En mi larga vida docente tuve el honor de conocer muchos (más de lo que se imaginan).
Llamo así a las personas, casi siempre muy humildes, que ofrecen lo que tienen sin ruido ni afán de reconocimiento.
Pude conocer a una mamá, llamada D. C. Era muy pobre, empleada doméstica. Una vez fue a mi propia casa, me la dio vuelta del revés, comenzando por los techos, la sacudió, baldeó, lustró, y plumereó hasta el moisés de la beba.
Un día se apareció en la escuela con una caja, toda avergonzada me preguntó si le recibía la ropa que sus hijos ya no usaban (estábamos en esa campaña).
La traté cariñosamente para tranquilizarla y hete aquí que abrí la caja: Lo primero que recuerdo es el maravilloso aroma a ropa limpia que emanaba. Había de todo un poco. Pero me impactaron varios pares de zapatillas, impecablemente limpias, con talquito y ¡¡¡zurcidas en las puntas!!!
S. A., una mamá muy bianuda, colaboradora, pero según creía yo antes del episodio, un poco distante y desdeñosa, muy activa y comprometida con sus hijos.

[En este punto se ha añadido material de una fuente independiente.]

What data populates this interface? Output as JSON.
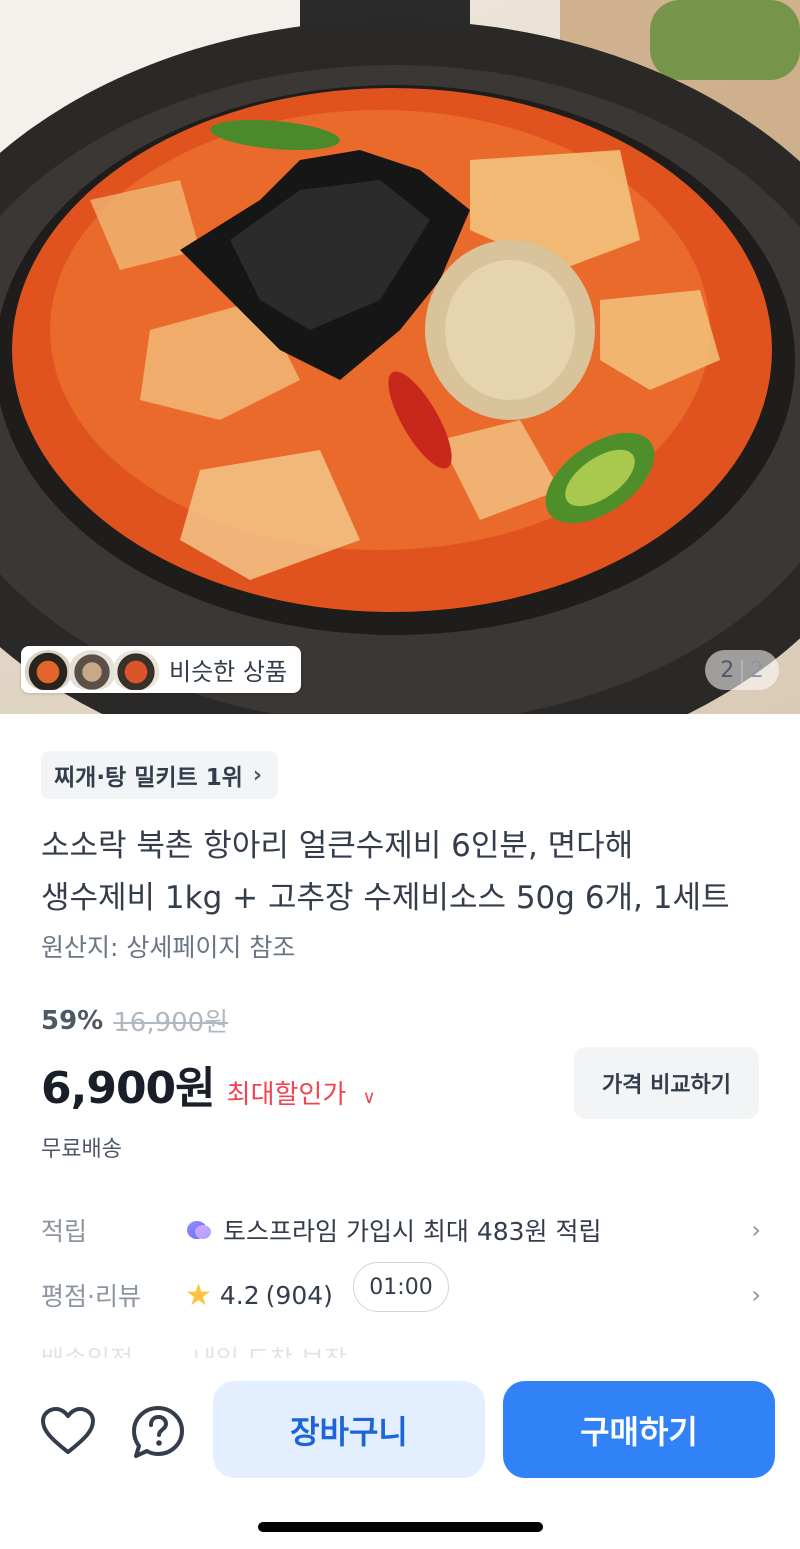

Cierto día llegó a mi oficina, charló un rato de cualquier cosa y luego me dijo, de una manera lisa y llana, sin nada de nada más (ni desdén, ni caridad, ni nothing), que tenía unas zapatillas hermosas que había usado muy poco, le quedaban chicas y si yo calzaba del 38, quería pedirme que las recibiera como su regalo porque sí.
No me dio mucho tiempo para pensar, así que acepté gustosa (mi radar no detectaba ningún mal sentimiento y además era docente de bolsillo flaco).
Las zapatillas eran preciosas, las mejores que he tenido en mi vida, de marca, cuero, blancas, comodísimas.
Nunca más volvió a mencionar el incidente ni cambió de actitud conmigo.
Dejó una huella ... de zapatillas blancas ... del 38 ...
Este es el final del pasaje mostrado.